Who Can Apply for Asylum in the U.S.?
Written by AskTheLawyers.com™ on behalf of Cory Forman with Cohen Forman Barone, LLP.
Written by AskTheLawyers.com™ on behalf of Cory Forman, an Immigration Law attorney based in New York.
Asylum refers to a legal protection granted in the United States to foreign nationals or immigrants who meet the international definition of a refugee. According to the United Nations Refugee Act of 1980, a refugee is someone who is unable or unwilling to return to their home country due to a well-founded fear of persecution “on account of race, religion, nationality, membership in a particular social group, or political opinion”. An asylee (i.e. a person granted asylum) cannot be returned to their home country and typically receives authorization to work in the United States, can request permission to travel overseas, may be eligible for Medicaid and other refugee medical assistance, and can even petition to have family members enter the United States.
To be eligible for asylum, individuals must be able to prove that they have been persecuted or have a well-founded fear of persecution.
If someone can prove that they have already suffered persecution or fear being persecuted for issues such as race, religion, nationality, political opinion, and/or social group memberships, they may be eligible to apply for and be granted asylum in the United States. However, proving that the fear of persecution is “well-founded” can pose a challenge; if the individual in question cannot prove that this is well-founded, they could find their application for asylum denied. An application could also be denied if the applicant applies for asylum prior to arriving in the United States, or if they fail to apply within one year after arriving. Other reasons an application for asylum could be denied include submitting an incomplete application or posing a threat to national security.

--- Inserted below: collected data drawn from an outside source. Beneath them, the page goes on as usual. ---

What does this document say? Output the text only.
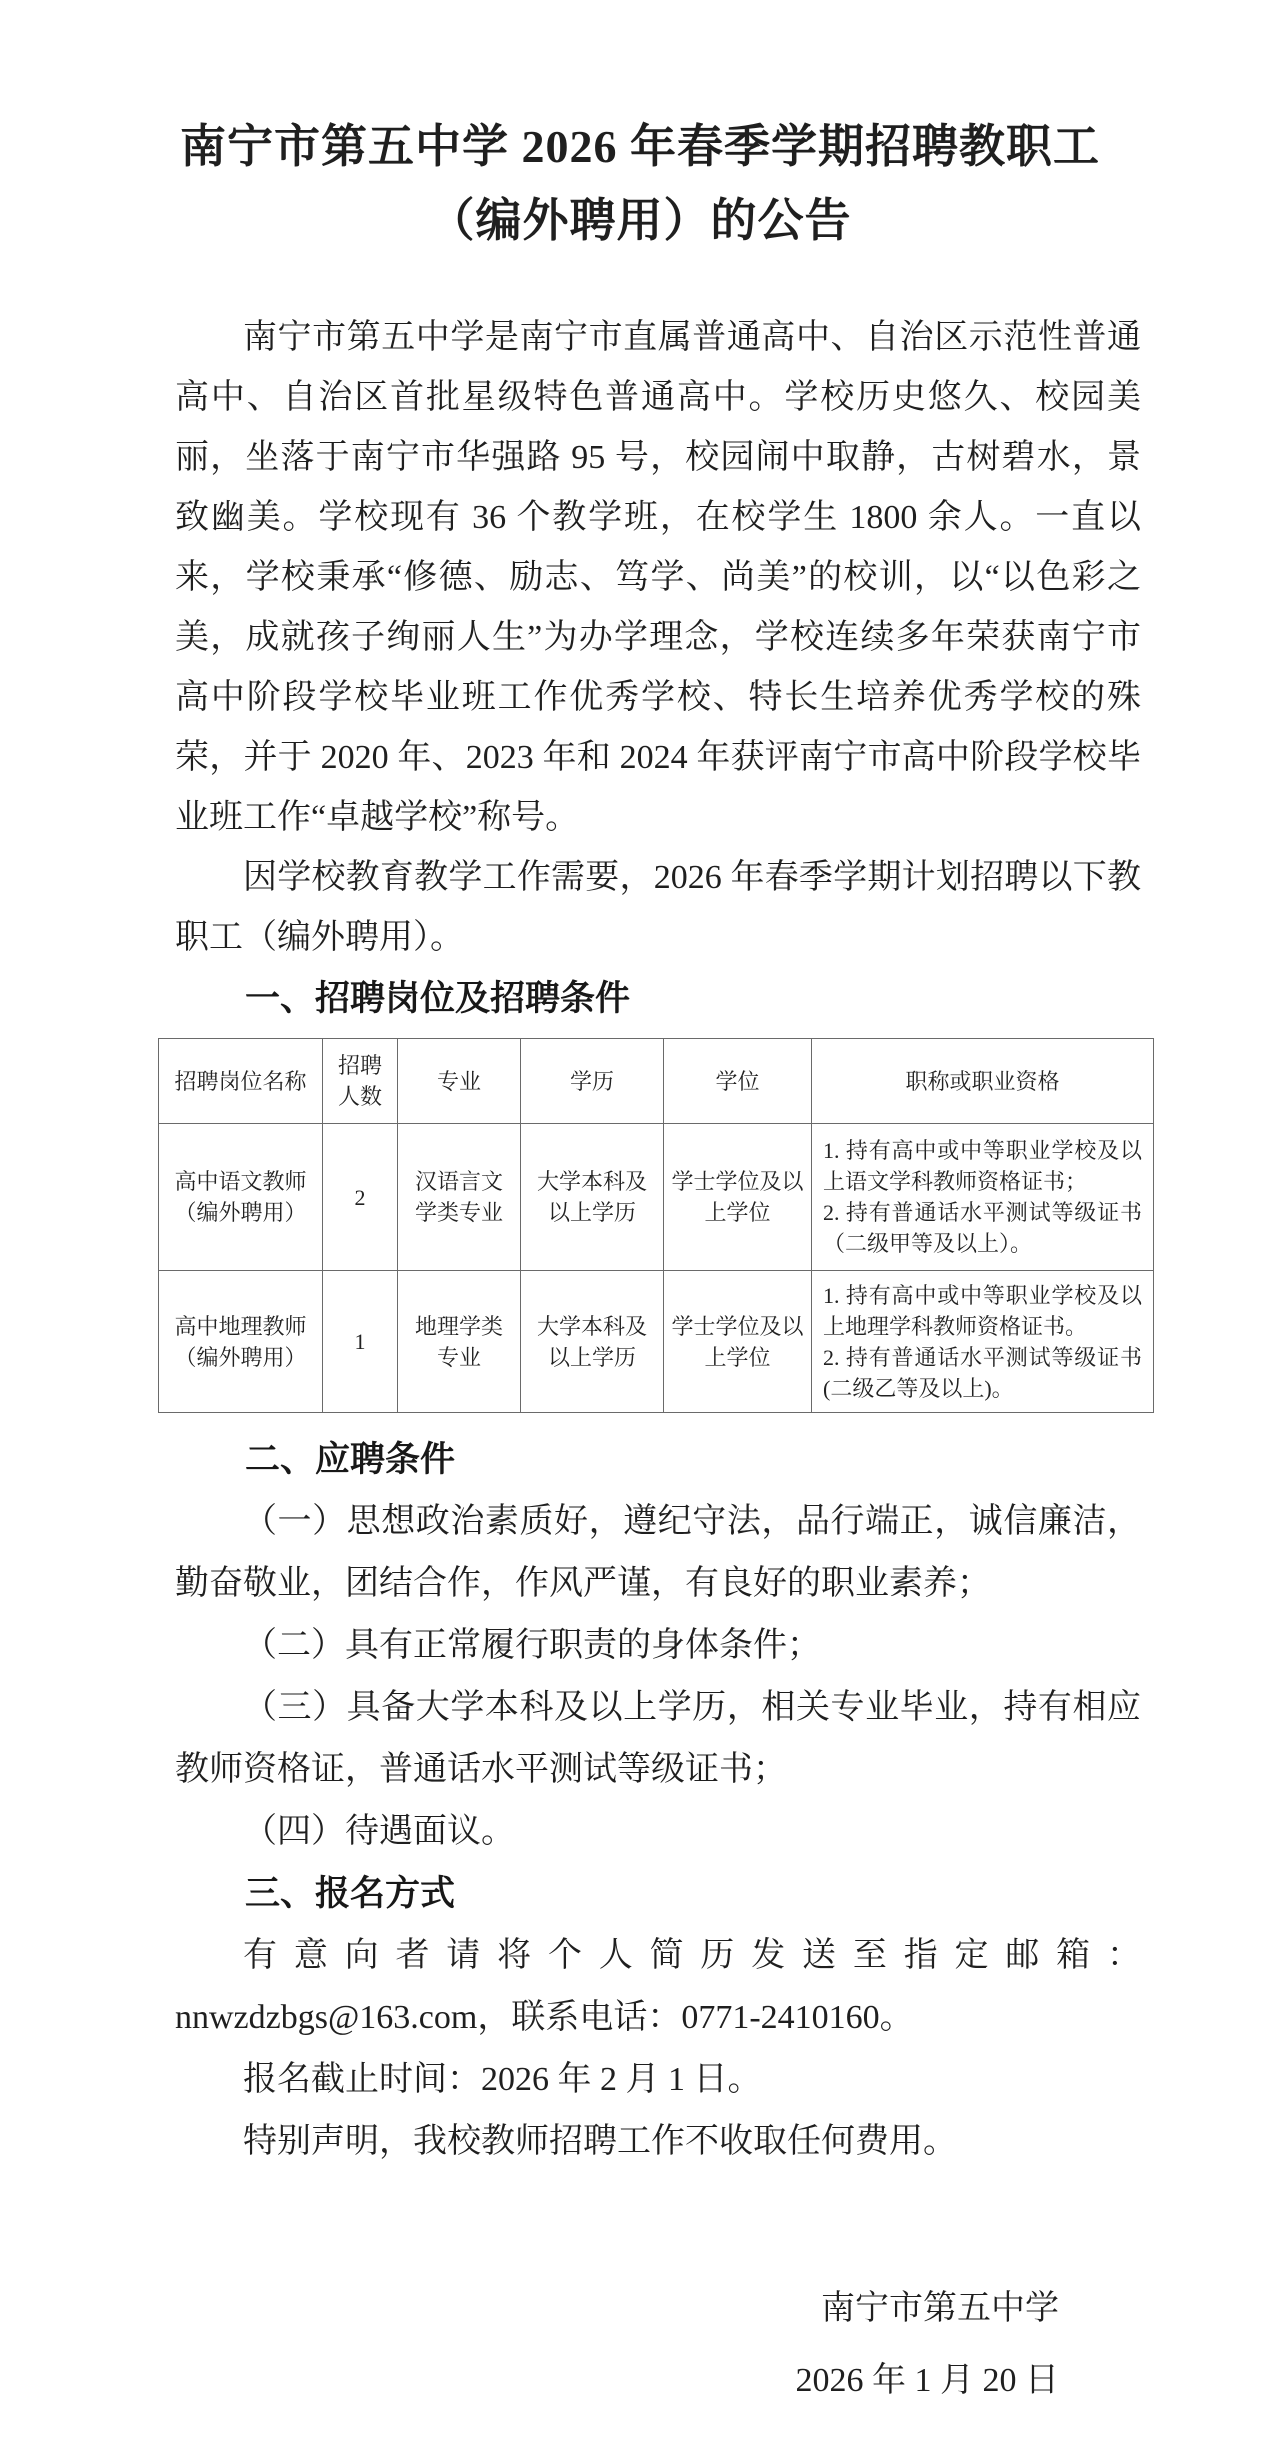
南宁市第五中学 2026 年春季学期招聘教职工
（编外聘用）的公告

南宁市第五中学是南宁市直属普通高中、自治区示范性普通高中、自治区首批星级特色普通高中。学校历史悠久、校园美丽，坐落于南宁市华强路 95 号，校园闹中取静，古树碧水，景致幽美。学校现有 36 个教学班，在校学生 1800 余人。一直以来，学校秉承“修德、励志、笃学、尚美”的校训，以“以色彩之美，成就孩子绚丽人生”为办学理念，学校连续多年荣获南宁市高中阶段学校毕业班工作优秀学校、特长生培养优秀学校的殊荣，并于 2020 年、2023 年和 2024 年获评南宁市高中阶段学校毕业班工作“卓越学校”称号。

因学校教育教学工作需要，2026 年春季学期计划招聘以下教职工（编外聘用）。

一、招聘岗位及招聘条件
招聘岗位名称	招聘人数	专业	学历	学位	职称或职业资格
高中语文教师（编外聘用）	2	汉语言文学类专业	大学本科及以上学历	学士学位及以上学位	1. 持有高中或中等职业学校及以上语文学科教师资格证书；
2. 持有普通话水平测试等级证书（二级甲等及以上）。

高中地理教师（编外聘用）	1	地理学类专业	大学本科及以上学历	学士学位及以上学位	1. 持有高中或中等职业学校及以上地理学科教师资格证书。
2. 持有普通话水平测试等级证书(二级乙等及以上)。
二、应聘条件

（一）思想政治素质好，遵纪守法，品行端正，诚信廉洁，勤奋敬业，团结合作，作风严谨，有良好的职业素养；

（二）具有正常履行职责的身体条件；

（三）具备大学本科及以上学历，相关专业毕业，持有相应教师资格证，普通话水平测试等级证书；

（四）待遇面议。

三、报名方式

有意向者请将个人简历发送至指定邮箱：

nnwzdzbgs@163.com，联系电话：0771-2410160。

报名截止时间：2026 年 2 月 1 日。

特别声明，我校教师招聘工作不收取任何费用。

南宁市第五中学

2026 年 1 月 20 日
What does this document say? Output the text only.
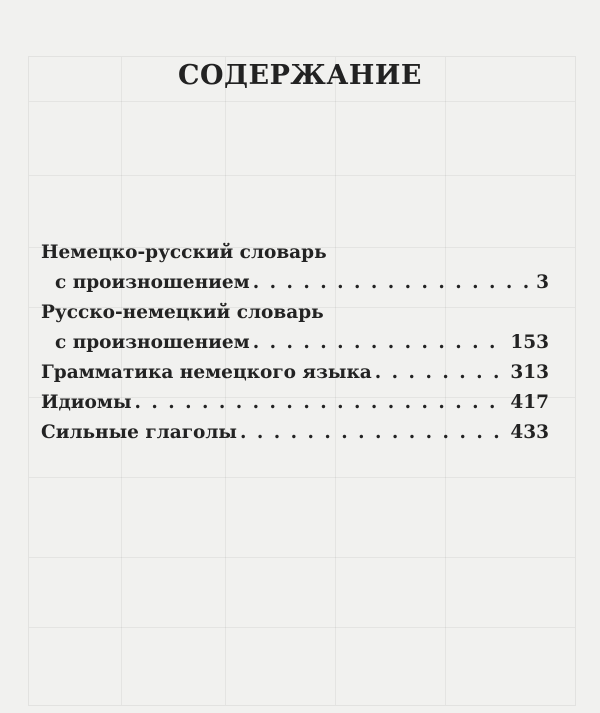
СОДЕРЖАНИЕ
Немецко-русский словарь
с произношением . . .	3
Русско-немецкий словарь
с произношением . . .	153
Грамматика немецкого языка . . .	313
Идиомы . . .	417
Сильные глаголы . . .	433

Applying for asylum can be difficult without an attorney.
Unfortunately, the application process for asylum can be complex and may be difficult to complete without the assistance of an expert; this is why it is recommended to reach out to an immigration lawyer for help compiling the necessary documents, evidence, and forms for your application. Immigration attorneys understand the process as well as what kind of evidence a court will typically require in order to approve an asylum request. These attorneys can also ensure that the application is completed correctly the first time around, a service that can be truly invaluable in an already stressful process.

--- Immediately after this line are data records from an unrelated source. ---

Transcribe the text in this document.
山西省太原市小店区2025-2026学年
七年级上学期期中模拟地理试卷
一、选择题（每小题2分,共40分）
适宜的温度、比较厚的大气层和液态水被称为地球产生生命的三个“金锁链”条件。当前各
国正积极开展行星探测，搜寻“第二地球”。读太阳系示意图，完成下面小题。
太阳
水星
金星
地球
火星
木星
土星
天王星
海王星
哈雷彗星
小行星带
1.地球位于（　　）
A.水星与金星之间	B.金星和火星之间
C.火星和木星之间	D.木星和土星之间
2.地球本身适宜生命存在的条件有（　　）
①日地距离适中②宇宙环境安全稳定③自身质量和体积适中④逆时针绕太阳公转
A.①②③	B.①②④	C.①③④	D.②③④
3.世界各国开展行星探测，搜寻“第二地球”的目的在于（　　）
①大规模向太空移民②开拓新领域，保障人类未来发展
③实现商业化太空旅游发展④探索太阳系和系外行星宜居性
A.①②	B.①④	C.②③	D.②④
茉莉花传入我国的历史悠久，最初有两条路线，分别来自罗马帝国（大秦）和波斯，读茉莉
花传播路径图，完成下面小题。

Additionally, if you are found ineligible for asylum, there may be alternative options to pursue that may allow you to legally remain in the United States. For example, an immigration lawyer can refer you to your options under the Withholding of Removal and Relief Under the Convention Against Torture Act (CAT Relief) as well as other options that may be available.
After one year, an asylee can apply for their Green Card.
Asylum status can be useful not only in the short-term, preventing the individual from being returned to a potentially dangerous place, but can also help on the path to citizenship. After one year of living with asylum status, the asylee can apply for lawful permanent resident status; in other words, their Green Card. After the asylee has become a lawful permanent resident, they must keep their Green Card for four years before they can continue to the ten-step naturalization process, after which the individual may be granted United States citizenship.